Earlier this year I wrote about our transition away from the consumer photo space and into the business photo space. While this news doesn’t affect Trovebox much I wanted to share my views about its impact on consumer photo sites.

Dropbox announced Carousel today. I don’t believe the effects of Carousel on the wider consumer photo space have been actualized yet. My gut reaction is that they’ve dropped a bomb; from a very high altitude. It’ll take time to hit the ground but you’d be foolish to bet against gravity.

Here’s why. Carousel is a photo app for iOS and Android. It’s one part photo archiving and another part photo sharing. That’s worth repeating. It leverages the archiving attributes of Dropbox and layers viewing, sharing and conversing on top of it.

There are only a few companies I can think of who could pull this off. Probably not the usual suspects you‘re thinking.

Most photo sites share the same set of problems which make them unsuitable candidates for photo archiving. Building an archiving service is more than storing photos in the cloud. Consumers, for example, have a hard time differentiating why their photos might be safer on Flickr than on Facebook. The cloud is a black box to them.

The beauty of Dropbox has always been that it stores your files locally and a copy in the cloud. Photos stored on Dropbox are reasonably safe. More importantly they’re safe in a way consumers understand; by having photos on their laptop backed up in the cloud. Catch the subtlety there? A photo from your phone ends up on your laptop and a copy is stored on Dropbox. Consumers understand that; the cloud is a copy of a file they can see exists on their laptop. As an engineer who understands the way Dropbox works it seems like a convoluted and sometimes backwards description. Consider this a friendly reminder that perception is reality.

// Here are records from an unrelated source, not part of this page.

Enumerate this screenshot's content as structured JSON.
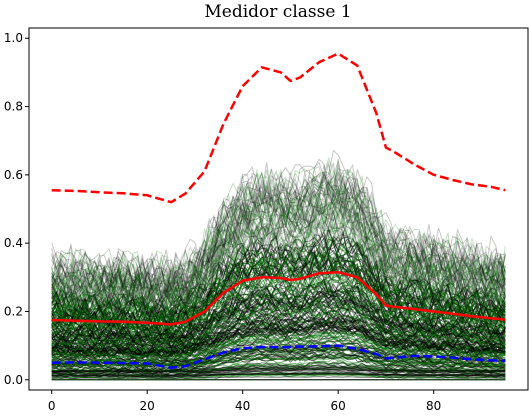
{
  "chart_data": {
    "type": "line",
    "title": "Medidor classe 1",
    "xlabel": "",
    "ylabel": "",
    "xlim": [
      -4.75,
      99.75
    ],
    "ylim": [
      -0.03,
      1.03
    ],
    "xticks": [
      0,
      20,
      40,
      60,
      80
    ],
    "yticks": [
      0.0,
      0.2,
      0.4,
      0.6,
      0.8,
      1.0
    ],
    "ytick_labels": [
      "0.0",
      "0.2",
      "0.4",
      "0.6",
      "0.8",
      "1.0"
    ],
    "grid": false,
    "legend": "none",
    "background_traces": {
      "description_colors": [
        "#000000",
        "#006400",
        "#008000"
      ],
      "count_depicted": "many"
    },
    "series": [
      {
        "style": "dashed",
        "color": "#ff0000",
        "x": [
          0,
          5,
          10,
          15,
          20,
          25,
          28,
          32,
          36,
          40,
          44,
          48,
          50,
          52,
          56,
          60,
          64,
          68,
          70,
          72,
          76,
          80,
          84,
          88,
          92,
          95
        ],
        "values": [
          0.555,
          0.553,
          0.549,
          0.546,
          0.54,
          0.52,
          0.545,
          0.61,
          0.75,
          0.86,
          0.915,
          0.9,
          0.875,
          0.885,
          0.93,
          0.955,
          0.92,
          0.78,
          0.68,
          0.665,
          0.63,
          0.6,
          0.585,
          0.572,
          0.565,
          0.555
        ]
      },
      {
        "style": "solid",
        "color": "#ff0000",
        "x": [
          0,
          5,
          10,
          15,
          20,
          25,
          28,
          32,
          36,
          40,
          44,
          48,
          50,
          52,
          56,
          60,
          64,
          68,
          70,
          72,
          76,
          80,
          84,
          88,
          92,
          95
        ],
        "values": [
          0.175,
          0.173,
          0.171,
          0.17,
          0.167,
          0.162,
          0.17,
          0.2,
          0.255,
          0.29,
          0.3,
          0.298,
          0.292,
          0.296,
          0.312,
          0.315,
          0.3,
          0.25,
          0.217,
          0.213,
          0.207,
          0.2,
          0.193,
          0.186,
          0.18,
          0.176
        ]
      },
      {
        "style": "dashed",
        "color": "#0000ff",
        "x": [
          0,
          5,
          10,
          15,
          20,
          25,
          28,
          32,
          36,
          40,
          44,
          48,
          50,
          52,
          56,
          60,
          64,
          68,
          70,
          72,
          76,
          80,
          84,
          88,
          92,
          95
        ],
        "values": [
          0.05,
          0.051,
          0.05,
          0.049,
          0.048,
          0.035,
          0.04,
          0.06,
          0.08,
          0.092,
          0.096,
          0.095,
          0.096,
          0.097,
          0.098,
          0.1,
          0.09,
          0.075,
          0.063,
          0.065,
          0.07,
          0.068,
          0.065,
          0.06,
          0.057,
          0.055
        ]
      }
    ]
  }
}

Now Layer Carousel on top of that and you have the glue consumers have been waiting for but couldn’t envision. An elegant way to browse, share and converse right from your canonical photo collection. I don’t expect consumers to realize it right away but they will. Whether or not someone else can scrape together all these pieces in time to compete is another question. It’s more involved than Google launching Drive and integrating G+ Photos with it. Consumers don’t view Google as the company they want to entrust the safe keeping of their photos to.

As I mentioned earlier I believe there are other companies better positioned. I hope they’ve been working on something because Dropbox is in the lead; we just don’t know by how far.

There’s plenty of room for innovation and I hope Carousel acts as a multiplier for the consumer photo space.

What Dropbox has going against it is pricing. A consumer’s perception of how much storage should cost is impacted with Google’s recent price reductions for Drive. Even prior I wasn’t convinced many consumers were willing to spend $100 per year to store 100GB of photos. Dropbox knows that photos are a holy grail but they need to revisit what they charge for; it can’t be GBs.

In the long run I believe the storage model Dropbox has chosen could be its Achilles’ heel. Bitcasa’s Infinite Drive is a more modern solution. I’m curious how easily Dropbox could transition their 6 year old product into something similar or if someone like Bitcasa could do a better job starting from scratch.

The thing I love about technology is that winners are temporary. There will always be opponents trying to outdo the leaders. I don’t expect any different here.